More than 400 of these projects were confirmed to have uprooted local people and a further 550 may have caused displacement, ICIJ figures show.

The proportion of World Bank projects linked to resettlement rose to 29 percent of the total in 2009 from eight percent in 1993, according to an internal review published by the bank last month.

MASS EVICTIONS

The World Bank and the IFC have also financed governments and companies accused of human rights violations including rape, murder and torture, according to the ICIJ investigation.

In some cases, the lenders have continued to bankroll these borrowers after evidence of abuses emerged, the ICIJ said.

In Ethiopia, the government diverted millions of dollars from a World Bank-supported health and education project to fund a violent campaign of mass evictions, former officials who carried out the forced resettlement programme told the ICIJ.

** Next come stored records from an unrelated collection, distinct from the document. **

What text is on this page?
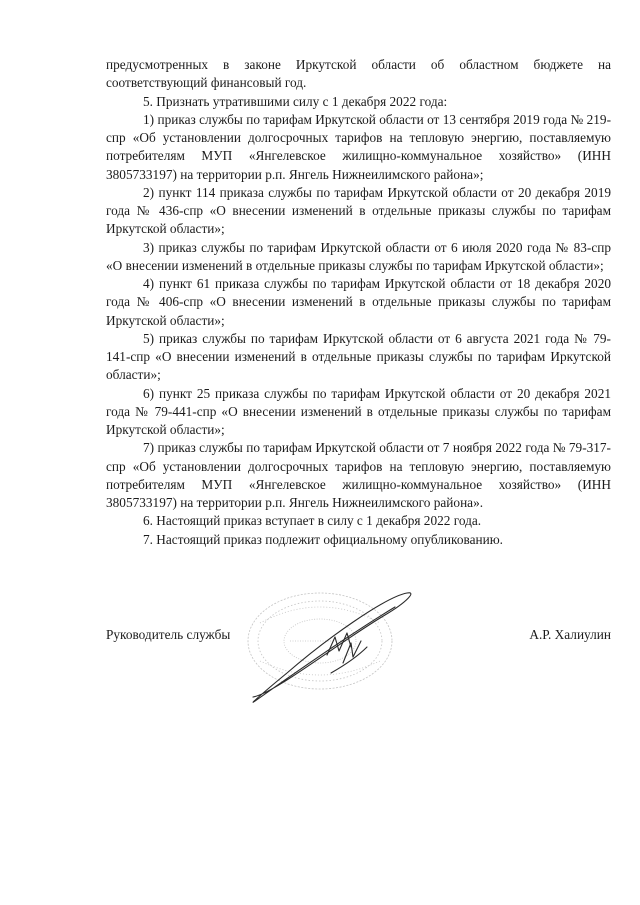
предусмотренных в законе Иркутской области об областном бюджете на соответствующий финансовый год.

5. Признать утратившими силу с 1 декабря 2022 года:

1) приказ службы по тарифам Иркутской области от 13 сентября 2019 года № 219-спр «Об установлении долгосрочных тарифов на тепловую энергию, поставляемую потребителям МУП «Янгелевское жилищно-коммунальное хозяйство» (ИНН 3805733197) на территории р.п. Янгель Нижнеилимского района»;

2) пункт 114 приказа службы по тарифам Иркутской области от 20 декабря 2019 года № 436-спр «О внесении изменений в отдельные приказы службы по тарифам Иркутской области»;

3) приказ службы по тарифам Иркутской области от 6 июля 2020 года № 83-спр «О внесении изменений в отдельные приказы службы по тарифам Иркутской области»;

4) пункт 61 приказа службы по тарифам Иркутской области от 18 декабря 2020 года № 406-спр «О внесении изменений в отдельные приказы службы по тарифам Иркутской области»;

5) приказ службы по тарифам Иркутской области от 6 августа 2021 года № 79-141-спр «О внесении изменений в отдельные приказы службы по тарифам Иркутской области»;

6) пункт 25 приказа службы по тарифам Иркутской области от 20 декабря 2021 года № 79-441-спр «О внесении изменений в отдельные приказы службы по тарифам Иркутской области»;

7) приказ службы по тарифам Иркутской области от 7 ноября 2022 года № 79-317-спр «Об установлении долгосрочных тарифов на тепловую энергию, поставляемую потребителям МУП «Янгелевское жилищно-коммунальное хозяйство» (ИНН 3805733197) на территории р.п. Янгель Нижнеилимского района».

6. Настоящий приказ вступает в силу с 1 декабря 2022 года.

7. Настоящий приказ подлежит официальному опубликованию.

Руководитель службы	А.Р. Халиулин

The World Bank strongly disputes that its money supported the evictions and has continued to pump hundreds of millions of dollars into the programme, despite protests from indigenous Anuak refugees and human rights groups, the investigation found.

Along with the International Monetary Fund, the World Bank will hold its annual spring meeting on Friday, at which new resettlement policies and safeguards will be debated.

Yet some current and former World Bank officials warn that proposed revisions will further undermine the bank's commitment to protecting indigenous people, according to the ICIJ.

The latest draft of the bank's policy, released in July last year, would give governments more room to sidestep the bank’s standards and make decisions about whether local populations need protecting, they say.

"I am saddened to see now that pioneering policy achievements of the bank are being dismantled and downgraded," the ICIJ quoted former World Bank official Michael Cernea as saying. "The poorest and most powerless will pay the price."